The GAMPL Procedure

Dispersion Parameter

Some distribution families (Gaussian, gamma, inverse Gaussian, and negative binomial) have a dispersion parameter that you can specify in the DISPERSION= option in the MODEL statement or you can estimate from the data. The following three suboptions for the SCALE= option in the MODEL statement correspond to three ways to estimate the dispersion parameter:

DEVIANCE

estimates the dispersion parameter by the deviance, given the regression parameter estimates:

\[ \hat{\phi } = \frac{\sum _ i D_ i(y_ i,\mu _ i)}{n-\mathrm{df}} \]
MLE

estimates the dispersion parameter by maximizing the penalized likelihood, given the regression parameter estimates:

\[ \hat{\phi } = \underset {\phi }{\operatorname {argmax}}~ \ell _ p(\hat{\bbeta },\phi ) \]

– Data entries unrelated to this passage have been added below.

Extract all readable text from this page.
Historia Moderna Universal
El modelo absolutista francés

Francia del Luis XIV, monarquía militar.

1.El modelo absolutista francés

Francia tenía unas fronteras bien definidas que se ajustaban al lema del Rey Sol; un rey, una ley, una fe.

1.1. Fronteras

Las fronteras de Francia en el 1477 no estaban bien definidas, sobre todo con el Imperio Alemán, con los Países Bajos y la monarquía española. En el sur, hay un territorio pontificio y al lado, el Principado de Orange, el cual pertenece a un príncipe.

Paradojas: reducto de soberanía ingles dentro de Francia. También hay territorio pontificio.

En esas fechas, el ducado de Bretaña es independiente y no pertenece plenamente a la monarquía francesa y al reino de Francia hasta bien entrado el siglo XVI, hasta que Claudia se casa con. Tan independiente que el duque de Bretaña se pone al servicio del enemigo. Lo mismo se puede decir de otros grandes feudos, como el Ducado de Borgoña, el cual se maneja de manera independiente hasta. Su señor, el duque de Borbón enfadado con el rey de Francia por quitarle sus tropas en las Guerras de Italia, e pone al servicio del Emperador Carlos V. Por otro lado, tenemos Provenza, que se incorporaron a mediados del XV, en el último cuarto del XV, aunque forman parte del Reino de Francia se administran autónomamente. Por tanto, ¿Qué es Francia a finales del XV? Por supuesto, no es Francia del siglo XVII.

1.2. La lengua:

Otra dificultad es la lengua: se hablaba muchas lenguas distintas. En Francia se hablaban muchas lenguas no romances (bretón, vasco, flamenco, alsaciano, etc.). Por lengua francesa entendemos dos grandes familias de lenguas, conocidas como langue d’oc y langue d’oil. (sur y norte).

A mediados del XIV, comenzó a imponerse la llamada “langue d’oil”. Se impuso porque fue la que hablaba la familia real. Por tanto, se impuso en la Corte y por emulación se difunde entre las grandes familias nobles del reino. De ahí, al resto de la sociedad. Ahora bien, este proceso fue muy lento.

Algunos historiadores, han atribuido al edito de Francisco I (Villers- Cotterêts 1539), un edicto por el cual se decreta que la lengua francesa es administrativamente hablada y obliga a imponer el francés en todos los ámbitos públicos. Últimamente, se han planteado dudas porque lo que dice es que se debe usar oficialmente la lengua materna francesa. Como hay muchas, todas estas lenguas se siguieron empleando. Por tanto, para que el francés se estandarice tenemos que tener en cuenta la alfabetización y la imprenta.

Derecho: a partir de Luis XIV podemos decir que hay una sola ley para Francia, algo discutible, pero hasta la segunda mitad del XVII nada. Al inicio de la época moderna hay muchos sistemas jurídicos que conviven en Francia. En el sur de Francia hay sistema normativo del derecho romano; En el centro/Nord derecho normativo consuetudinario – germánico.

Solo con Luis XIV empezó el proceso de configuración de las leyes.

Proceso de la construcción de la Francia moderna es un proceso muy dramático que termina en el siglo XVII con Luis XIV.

The MLE option is the only option that you can use to estimate the dispersion parameter for the negative binomial distribution.

PEARSON

estimates the dispersion parameter by Pearson’s statistic, given the regression parameter estimates:

\[ \hat{\phi } = \frac{\sum _ i \omega _ i(y_ i-\mu _ i)^2/\nu _ i}{n-\mathrm{df}} \]

If the dispersion parameter is estimated, it contributes one additional degree of freedom to the fitted model.